Millennials are becoming unhealthy as they get older, according to a new study conducted by the Blue Cross Blue Shield Association (BCBSA). The report also reveals the top 10 health conditions affecting millennials:
*Type 2 diabetes
* High cholesterol levels
* Tobacco use disorder
“While the top 10 conditions affecting millennials are not necessarily surprising, what is shocking is the prevalence rates for each of these conditions in millennials when compared to rates for previous generations,” Dr Vincent Nelson, vice president of medical affairs for the BCBSA, told a news portal. Adding, "Because significant health challenges are rising among millennials earlier than in previous generations, we must address these issues now."
Researchers also found that behavioural health conditions affect millennials more than physical issues. “While we may be seeing moderate diagnosis impact across all generations for previously stigmatized behavioural health conditions, millennials are seeing higher growth in prevalence than either Gen X or baby boomers,” Nelson told a news portal.

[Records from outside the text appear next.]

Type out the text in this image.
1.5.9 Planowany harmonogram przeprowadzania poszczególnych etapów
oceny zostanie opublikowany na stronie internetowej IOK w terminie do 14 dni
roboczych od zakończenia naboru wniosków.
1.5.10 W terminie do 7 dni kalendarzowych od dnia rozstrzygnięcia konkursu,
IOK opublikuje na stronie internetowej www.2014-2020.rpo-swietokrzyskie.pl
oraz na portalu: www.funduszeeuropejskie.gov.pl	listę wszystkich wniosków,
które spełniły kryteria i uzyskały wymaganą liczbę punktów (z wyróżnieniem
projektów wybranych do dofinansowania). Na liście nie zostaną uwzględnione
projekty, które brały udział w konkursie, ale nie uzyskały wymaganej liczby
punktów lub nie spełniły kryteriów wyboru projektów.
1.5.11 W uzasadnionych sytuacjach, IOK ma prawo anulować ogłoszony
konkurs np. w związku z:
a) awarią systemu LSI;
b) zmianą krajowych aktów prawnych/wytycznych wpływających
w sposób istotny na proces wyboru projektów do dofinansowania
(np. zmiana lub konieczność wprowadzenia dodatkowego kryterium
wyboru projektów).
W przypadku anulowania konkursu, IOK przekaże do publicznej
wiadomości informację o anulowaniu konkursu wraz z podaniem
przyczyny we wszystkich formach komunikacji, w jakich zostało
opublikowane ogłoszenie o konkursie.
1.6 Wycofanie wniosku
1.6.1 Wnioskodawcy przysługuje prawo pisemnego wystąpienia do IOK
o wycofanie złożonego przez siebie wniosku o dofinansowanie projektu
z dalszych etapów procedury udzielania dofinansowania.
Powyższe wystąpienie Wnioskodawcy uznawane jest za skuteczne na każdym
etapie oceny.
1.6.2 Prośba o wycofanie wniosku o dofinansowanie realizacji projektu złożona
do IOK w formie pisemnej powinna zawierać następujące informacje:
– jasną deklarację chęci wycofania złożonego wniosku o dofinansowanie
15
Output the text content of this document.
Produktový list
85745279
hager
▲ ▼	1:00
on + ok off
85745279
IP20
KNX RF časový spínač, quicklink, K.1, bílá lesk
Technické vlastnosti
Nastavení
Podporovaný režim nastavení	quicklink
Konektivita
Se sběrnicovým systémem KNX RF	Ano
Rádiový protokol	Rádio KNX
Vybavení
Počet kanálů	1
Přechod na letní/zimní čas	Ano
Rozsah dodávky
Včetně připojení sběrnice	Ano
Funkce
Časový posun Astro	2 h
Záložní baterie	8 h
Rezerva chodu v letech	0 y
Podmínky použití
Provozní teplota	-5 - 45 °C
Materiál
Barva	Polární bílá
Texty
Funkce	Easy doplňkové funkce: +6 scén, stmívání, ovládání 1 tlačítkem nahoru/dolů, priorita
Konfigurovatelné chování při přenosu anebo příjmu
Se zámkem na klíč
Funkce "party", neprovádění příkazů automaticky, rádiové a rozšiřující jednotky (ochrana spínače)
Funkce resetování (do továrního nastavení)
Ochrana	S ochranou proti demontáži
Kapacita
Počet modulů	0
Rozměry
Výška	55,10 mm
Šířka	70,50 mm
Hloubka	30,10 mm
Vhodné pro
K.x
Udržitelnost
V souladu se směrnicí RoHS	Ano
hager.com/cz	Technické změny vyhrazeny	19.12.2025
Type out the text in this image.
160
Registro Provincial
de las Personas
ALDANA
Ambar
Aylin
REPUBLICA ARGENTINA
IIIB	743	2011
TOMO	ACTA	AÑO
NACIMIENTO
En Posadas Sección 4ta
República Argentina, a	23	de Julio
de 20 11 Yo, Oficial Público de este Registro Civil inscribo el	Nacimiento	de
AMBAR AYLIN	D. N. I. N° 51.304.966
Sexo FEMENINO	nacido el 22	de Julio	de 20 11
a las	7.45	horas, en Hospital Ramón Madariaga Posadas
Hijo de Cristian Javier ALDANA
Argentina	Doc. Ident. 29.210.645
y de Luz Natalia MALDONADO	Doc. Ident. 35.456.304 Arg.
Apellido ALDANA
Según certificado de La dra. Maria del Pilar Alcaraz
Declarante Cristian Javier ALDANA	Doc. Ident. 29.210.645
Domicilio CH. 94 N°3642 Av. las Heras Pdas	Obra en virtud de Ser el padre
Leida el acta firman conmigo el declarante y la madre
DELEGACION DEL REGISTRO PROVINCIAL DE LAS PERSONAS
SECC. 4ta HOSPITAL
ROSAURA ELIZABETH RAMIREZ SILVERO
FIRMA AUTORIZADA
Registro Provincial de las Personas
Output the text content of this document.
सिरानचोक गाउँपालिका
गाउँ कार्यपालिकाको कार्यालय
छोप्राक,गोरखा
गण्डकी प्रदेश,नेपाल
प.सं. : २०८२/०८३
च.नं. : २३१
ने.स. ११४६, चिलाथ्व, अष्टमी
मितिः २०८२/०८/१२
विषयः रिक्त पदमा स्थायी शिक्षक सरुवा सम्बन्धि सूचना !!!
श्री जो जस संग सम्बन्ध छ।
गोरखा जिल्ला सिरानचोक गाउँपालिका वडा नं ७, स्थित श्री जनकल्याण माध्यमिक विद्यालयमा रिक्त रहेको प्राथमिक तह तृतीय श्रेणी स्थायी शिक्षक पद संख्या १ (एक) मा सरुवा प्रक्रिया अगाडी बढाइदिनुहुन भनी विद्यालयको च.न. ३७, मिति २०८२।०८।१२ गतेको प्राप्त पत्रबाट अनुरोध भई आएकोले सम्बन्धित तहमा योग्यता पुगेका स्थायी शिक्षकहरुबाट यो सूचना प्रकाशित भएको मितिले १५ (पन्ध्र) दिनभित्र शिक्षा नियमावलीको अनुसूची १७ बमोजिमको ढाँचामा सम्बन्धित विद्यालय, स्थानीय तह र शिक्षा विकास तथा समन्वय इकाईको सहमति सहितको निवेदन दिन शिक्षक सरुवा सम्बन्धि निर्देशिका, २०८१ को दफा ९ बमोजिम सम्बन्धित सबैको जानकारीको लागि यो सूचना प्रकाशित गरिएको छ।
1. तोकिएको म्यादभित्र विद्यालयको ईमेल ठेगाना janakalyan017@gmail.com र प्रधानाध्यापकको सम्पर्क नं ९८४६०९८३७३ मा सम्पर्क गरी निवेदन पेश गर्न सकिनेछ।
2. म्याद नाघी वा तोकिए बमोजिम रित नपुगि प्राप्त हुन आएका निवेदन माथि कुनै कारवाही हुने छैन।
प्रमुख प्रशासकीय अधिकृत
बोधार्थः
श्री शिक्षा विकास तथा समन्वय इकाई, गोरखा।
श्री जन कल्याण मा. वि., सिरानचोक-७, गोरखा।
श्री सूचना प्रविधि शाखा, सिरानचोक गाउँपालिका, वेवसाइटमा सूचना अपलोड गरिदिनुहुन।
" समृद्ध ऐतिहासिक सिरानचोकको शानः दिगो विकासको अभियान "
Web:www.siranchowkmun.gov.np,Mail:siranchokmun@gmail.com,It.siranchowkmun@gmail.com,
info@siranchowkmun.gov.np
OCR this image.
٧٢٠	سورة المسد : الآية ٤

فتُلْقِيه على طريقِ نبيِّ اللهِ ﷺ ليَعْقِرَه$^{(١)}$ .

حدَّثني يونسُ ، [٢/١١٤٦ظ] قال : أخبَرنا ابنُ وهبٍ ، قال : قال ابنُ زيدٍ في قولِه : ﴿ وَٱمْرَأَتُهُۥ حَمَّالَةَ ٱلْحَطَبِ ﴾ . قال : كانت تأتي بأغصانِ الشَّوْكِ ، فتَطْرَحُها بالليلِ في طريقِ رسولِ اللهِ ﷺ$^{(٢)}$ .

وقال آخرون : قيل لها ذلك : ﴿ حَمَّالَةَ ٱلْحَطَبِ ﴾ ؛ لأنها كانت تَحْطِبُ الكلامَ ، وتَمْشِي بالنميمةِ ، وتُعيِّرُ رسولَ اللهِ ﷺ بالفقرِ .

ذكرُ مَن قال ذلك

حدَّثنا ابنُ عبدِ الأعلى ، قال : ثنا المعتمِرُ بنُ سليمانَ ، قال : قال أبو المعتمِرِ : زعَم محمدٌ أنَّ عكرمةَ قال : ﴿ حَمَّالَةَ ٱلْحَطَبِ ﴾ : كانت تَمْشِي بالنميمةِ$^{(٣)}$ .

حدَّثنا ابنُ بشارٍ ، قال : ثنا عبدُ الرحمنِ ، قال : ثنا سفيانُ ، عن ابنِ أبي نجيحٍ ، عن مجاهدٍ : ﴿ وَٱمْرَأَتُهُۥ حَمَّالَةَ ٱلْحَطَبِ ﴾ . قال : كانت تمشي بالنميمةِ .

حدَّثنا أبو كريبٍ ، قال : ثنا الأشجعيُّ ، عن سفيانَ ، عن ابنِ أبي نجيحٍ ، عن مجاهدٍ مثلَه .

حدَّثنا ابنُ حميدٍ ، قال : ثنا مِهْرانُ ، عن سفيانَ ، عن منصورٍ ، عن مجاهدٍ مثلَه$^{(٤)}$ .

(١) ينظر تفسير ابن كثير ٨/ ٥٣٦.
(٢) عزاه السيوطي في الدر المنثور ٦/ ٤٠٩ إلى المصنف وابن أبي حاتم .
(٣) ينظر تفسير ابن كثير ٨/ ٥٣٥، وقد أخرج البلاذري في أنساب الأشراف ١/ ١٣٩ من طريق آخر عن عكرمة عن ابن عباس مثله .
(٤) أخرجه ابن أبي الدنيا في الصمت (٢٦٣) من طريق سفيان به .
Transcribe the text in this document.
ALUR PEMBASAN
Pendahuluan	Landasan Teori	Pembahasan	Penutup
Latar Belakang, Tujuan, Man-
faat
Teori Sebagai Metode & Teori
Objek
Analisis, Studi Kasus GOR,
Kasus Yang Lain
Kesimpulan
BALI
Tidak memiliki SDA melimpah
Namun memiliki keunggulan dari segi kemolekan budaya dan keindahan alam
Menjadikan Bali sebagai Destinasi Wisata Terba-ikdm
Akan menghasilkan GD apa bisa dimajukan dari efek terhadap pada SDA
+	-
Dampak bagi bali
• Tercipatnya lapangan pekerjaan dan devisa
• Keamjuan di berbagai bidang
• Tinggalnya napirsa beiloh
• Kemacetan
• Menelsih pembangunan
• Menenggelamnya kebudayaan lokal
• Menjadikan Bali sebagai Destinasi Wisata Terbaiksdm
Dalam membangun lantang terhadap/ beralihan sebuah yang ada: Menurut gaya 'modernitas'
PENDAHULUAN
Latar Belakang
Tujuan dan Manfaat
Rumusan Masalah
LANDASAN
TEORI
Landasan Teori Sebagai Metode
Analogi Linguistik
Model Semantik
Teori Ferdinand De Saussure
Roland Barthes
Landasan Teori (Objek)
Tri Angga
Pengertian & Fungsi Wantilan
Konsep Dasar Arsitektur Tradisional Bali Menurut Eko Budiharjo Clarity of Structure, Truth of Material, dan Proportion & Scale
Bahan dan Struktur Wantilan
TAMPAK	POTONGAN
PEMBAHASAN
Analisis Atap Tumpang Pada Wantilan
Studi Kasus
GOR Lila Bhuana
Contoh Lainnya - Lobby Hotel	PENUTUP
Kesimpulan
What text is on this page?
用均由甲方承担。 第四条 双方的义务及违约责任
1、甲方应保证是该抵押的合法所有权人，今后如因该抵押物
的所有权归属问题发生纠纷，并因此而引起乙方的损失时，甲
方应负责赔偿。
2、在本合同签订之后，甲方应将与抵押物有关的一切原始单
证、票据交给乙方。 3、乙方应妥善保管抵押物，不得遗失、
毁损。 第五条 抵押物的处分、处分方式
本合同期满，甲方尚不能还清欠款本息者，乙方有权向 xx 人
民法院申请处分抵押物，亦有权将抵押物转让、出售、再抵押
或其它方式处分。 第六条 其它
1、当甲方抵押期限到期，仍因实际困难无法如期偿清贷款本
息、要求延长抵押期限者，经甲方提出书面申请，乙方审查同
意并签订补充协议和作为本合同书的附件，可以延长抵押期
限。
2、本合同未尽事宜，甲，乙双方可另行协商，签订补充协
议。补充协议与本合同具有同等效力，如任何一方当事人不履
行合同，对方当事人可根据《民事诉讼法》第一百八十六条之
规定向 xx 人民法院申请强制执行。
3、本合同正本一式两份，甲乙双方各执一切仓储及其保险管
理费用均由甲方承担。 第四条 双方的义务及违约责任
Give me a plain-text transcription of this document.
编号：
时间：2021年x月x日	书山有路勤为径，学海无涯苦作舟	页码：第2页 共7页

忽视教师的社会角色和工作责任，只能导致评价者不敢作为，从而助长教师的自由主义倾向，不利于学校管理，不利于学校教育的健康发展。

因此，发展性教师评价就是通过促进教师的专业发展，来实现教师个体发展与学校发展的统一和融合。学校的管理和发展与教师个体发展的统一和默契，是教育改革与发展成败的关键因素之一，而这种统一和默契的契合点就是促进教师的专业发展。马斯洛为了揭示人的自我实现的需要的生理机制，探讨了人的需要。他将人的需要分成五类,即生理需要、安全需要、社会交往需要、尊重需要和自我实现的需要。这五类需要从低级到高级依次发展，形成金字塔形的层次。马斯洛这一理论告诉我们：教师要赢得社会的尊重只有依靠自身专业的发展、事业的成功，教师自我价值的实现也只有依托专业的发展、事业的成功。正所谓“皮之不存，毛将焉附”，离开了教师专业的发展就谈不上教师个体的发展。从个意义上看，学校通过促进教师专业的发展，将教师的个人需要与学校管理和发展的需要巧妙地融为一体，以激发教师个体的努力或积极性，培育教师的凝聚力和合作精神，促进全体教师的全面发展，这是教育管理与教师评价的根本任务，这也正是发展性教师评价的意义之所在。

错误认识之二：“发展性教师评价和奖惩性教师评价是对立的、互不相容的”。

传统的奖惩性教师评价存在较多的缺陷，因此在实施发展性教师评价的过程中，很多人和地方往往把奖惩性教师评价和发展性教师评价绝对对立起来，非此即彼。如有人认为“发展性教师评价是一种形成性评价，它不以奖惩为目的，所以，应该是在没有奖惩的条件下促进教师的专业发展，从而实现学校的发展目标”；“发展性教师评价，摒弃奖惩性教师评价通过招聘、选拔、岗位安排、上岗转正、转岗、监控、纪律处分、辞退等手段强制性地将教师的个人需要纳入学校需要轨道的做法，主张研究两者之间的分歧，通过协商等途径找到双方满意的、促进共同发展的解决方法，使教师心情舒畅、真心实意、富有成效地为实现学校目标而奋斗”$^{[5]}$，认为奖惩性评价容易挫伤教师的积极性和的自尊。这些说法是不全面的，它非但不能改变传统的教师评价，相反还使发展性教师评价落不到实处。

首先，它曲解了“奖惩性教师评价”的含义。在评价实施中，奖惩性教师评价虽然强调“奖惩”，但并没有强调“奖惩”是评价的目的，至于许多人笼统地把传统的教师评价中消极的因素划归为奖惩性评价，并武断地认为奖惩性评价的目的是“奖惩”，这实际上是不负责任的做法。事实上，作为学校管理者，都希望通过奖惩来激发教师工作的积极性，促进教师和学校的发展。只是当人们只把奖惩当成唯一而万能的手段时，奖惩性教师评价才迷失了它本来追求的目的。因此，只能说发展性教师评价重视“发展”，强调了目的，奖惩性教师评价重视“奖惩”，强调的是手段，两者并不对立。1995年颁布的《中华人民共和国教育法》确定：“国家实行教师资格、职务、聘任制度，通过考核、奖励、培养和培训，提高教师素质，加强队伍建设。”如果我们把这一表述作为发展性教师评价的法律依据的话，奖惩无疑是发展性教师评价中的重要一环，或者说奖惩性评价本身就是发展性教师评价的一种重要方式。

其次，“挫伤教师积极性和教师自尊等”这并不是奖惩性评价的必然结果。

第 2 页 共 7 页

Advances in technology and too much media could be some of the reasons millennials are getting affected by a vast range of health issues, according toDeborah Serani, a professor at Adelphi University. “Stories of terrorism, natural disasters, or catastrophes that were nonexistent generations ago, are now available around the clock,” Serani told a news portal. Adding, “Feelings of helplessness, hopelessness, and fear regarding these events permeated into the world of millennials either by witnessing such stories themselves. or through the contagious fear reactions from adults in their family circle.”
One thing Serani urges millennials to practice today is self-care to try an tackle these issues. “Self-care is a learned behaviour. It isn’t something that just occurs. [Millennials should] focus on [incorporating] self-care skills like mindfulness, good eating, healthy sleep, and exercise into their life not for the short run, but as a long-term commitment,” she told a news portal.
Nelson encourages people to be more open about their struggles to tackle mental health issues. “Nobody is immune to mental illness and substance use disorders. [Millennials] should learn the signs and symptoms of these disorders in themselves and their peers,” Dr Jonathan Avery, director of addiction psychiatry at New York-Presbyterian and Weill Cornell Medicine, told a news portal.